Fried was not pitching poorly, as evinced by the fact that Atlanta Manager Brian Snitker never had a relief pitcher warming up during the inning. He could see that the Astros were not bashing balls to the far reaches of the park. It was more that they kept finding holes in the defense.
Yuli Gurriel, Houston’s first baseman, tapped a ball into the vacated area on the right side of the infield against Atlanta’s defensive shift. That sent Kyle Tucker to third base, and Tucker scored on an infield tapper by Jose Siri as the ball settled into a safe triangle between Fried, second baseman Ozzie Albies and first baseman Freddie Freeman.
Then things really fell apart. Martín Maldonado, the catcher batting ninth, singled on a bouncing ball into left field. Eddie Rosario fielded it, but he threw the ball back to the third base bag, when no fielder was covering. The ball bounced away and Siri was able to score on the error. Then Maldonado went to third on a wild pitch and scored on Michael Brantley’s single to right field.

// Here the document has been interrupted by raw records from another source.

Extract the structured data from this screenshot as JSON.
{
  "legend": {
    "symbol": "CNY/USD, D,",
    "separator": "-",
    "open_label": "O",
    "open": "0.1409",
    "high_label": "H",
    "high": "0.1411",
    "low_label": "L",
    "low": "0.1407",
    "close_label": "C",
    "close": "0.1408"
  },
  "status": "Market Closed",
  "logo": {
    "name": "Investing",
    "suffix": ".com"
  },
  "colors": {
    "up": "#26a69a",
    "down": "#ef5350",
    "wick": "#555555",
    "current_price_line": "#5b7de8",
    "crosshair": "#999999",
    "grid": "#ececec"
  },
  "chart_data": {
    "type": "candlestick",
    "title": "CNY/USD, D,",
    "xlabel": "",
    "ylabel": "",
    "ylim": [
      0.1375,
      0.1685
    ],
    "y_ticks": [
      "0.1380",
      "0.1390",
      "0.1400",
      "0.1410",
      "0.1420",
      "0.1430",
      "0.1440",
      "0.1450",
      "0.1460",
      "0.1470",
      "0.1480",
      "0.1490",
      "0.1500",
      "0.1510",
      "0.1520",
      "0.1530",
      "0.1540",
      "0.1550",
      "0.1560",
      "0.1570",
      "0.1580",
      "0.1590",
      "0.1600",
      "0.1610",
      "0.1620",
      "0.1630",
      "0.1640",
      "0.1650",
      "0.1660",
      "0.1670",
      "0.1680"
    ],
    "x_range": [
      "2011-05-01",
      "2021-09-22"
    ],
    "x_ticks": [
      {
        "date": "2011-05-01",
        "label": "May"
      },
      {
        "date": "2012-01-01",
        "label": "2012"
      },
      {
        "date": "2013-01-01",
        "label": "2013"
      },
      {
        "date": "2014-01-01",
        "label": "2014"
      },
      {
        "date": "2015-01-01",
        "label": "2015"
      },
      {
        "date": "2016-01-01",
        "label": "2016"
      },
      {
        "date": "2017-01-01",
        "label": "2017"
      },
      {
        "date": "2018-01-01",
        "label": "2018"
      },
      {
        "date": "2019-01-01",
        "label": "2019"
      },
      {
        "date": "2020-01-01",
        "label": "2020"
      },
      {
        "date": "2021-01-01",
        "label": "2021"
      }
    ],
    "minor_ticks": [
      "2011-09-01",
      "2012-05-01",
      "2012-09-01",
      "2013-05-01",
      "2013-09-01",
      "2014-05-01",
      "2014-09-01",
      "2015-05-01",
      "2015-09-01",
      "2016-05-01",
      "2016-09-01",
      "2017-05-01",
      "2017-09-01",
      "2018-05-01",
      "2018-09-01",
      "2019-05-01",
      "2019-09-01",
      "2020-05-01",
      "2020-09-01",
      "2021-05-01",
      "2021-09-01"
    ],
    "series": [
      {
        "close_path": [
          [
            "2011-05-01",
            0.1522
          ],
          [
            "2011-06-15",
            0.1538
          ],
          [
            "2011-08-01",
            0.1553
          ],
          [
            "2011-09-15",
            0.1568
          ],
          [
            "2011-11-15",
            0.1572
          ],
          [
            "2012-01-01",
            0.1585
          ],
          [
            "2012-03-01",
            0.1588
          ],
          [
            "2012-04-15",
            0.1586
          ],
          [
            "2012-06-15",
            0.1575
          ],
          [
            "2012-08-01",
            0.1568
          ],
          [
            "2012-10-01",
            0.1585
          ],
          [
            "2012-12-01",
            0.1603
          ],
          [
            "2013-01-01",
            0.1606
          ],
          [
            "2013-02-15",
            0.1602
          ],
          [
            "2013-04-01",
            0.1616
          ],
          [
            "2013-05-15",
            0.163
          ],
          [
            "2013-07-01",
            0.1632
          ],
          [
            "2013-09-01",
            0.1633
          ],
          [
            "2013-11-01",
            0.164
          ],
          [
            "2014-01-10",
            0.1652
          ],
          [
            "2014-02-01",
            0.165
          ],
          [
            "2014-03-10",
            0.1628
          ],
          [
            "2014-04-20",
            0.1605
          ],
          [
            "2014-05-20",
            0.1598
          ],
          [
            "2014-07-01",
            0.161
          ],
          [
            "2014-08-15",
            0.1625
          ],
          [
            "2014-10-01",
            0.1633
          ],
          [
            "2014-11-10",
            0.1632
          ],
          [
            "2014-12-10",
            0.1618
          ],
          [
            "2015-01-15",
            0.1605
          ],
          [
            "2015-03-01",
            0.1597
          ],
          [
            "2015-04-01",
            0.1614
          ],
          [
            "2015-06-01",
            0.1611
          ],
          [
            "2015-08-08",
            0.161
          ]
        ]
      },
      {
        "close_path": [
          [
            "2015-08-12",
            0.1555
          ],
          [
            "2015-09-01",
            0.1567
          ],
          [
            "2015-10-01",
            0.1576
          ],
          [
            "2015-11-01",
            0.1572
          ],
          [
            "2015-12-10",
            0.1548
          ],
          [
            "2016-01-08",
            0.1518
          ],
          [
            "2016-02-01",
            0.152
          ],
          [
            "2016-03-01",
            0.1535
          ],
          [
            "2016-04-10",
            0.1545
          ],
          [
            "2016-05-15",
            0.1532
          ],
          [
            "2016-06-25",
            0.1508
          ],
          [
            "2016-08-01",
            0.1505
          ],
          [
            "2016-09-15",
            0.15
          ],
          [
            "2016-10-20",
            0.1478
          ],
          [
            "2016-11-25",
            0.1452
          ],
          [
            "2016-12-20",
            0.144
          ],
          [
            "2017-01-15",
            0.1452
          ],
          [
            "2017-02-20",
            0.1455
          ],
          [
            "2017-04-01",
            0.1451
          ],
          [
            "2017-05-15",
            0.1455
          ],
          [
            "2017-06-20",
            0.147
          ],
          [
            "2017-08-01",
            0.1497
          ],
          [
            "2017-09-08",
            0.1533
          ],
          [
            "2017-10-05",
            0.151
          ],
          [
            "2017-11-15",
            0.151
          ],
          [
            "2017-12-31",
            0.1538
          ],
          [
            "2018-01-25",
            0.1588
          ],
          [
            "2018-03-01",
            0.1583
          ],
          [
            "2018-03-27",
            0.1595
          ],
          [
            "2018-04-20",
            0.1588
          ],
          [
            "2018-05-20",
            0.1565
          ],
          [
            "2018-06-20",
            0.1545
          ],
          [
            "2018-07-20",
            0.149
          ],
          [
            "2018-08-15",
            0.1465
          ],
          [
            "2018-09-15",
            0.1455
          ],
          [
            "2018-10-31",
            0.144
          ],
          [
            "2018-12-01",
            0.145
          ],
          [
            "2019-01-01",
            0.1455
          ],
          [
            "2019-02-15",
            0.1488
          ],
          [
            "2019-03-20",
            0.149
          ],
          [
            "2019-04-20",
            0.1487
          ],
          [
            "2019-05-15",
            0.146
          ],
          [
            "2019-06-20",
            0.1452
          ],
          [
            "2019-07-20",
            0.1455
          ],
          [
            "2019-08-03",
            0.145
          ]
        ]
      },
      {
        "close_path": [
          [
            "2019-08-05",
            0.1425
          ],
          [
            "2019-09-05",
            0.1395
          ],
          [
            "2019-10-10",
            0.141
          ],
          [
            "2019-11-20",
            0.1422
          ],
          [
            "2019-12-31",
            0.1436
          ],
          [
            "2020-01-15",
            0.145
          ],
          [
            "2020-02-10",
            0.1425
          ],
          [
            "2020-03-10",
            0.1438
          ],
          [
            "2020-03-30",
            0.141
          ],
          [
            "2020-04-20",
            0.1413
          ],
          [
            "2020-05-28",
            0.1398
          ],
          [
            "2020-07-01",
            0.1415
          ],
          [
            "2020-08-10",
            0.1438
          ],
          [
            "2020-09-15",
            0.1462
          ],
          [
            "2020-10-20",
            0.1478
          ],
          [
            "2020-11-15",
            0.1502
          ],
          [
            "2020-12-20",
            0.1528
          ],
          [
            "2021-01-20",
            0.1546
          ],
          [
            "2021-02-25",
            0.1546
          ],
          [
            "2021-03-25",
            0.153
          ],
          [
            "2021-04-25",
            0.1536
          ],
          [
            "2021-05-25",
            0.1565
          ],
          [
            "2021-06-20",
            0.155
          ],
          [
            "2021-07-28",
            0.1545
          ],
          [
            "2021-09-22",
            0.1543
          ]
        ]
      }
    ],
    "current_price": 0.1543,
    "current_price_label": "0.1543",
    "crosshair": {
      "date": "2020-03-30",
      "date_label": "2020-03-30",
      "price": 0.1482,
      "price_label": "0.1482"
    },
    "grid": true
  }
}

Fried set down the next 10 batters he faced, and was finally lifted in the sixth inning after he issued a walk to Yordan Alvarez and a single to Carlos Correa. Atlanta committed another error in the sixth, by Albies, as Houston extended its lead, 6-2.
Jose Altuve added a bases-empty home run off Drew Smyly in the seventh. It was his 22nd postseason home run, tying him with Bernie Williams of the Yankees for second on the career list, behind Manny Ramirez’s 29 for Cleveland, Boston and the Dodgers.
The Series now shifts to Atlanta for the next three games, beginning on Friday. By winning on Wednesday, Houston avoided the fate of the last 12 World Series teams to fall behind, 0-2. All of them lost their series, as did 18 of the last 19 teams that lost the first two games. The lone exception was the 1996 Yankees, which lost the first two games of that World Series to Atlanta, but stormed back to win the next four games.
Atlanta has won only one World Series game since then, and that came in Game 1 on Tuesday against Houston.
Baker had said after Houston’s Game 1 loss that he did not even know how to panic, and noted that was also the case after his team fell behind, two games to one, to the Boston Red Sox in the American League Championship Series.
Baker said that after that Game 3 against Boston, he received text messages of support from friends, tinged with desperation, as if the Astros were in an insurmountable hole.
“It’s like, dude, this is a seven-game series,” Baker said of his response to those messages. “It ain’t no one-game series. If it was a one-game series, I mean, you can save all of us sleepless nights, and just go home now.”
But the Astros already were at home when he said that, and for the first time in six World Series tries, they actually won there.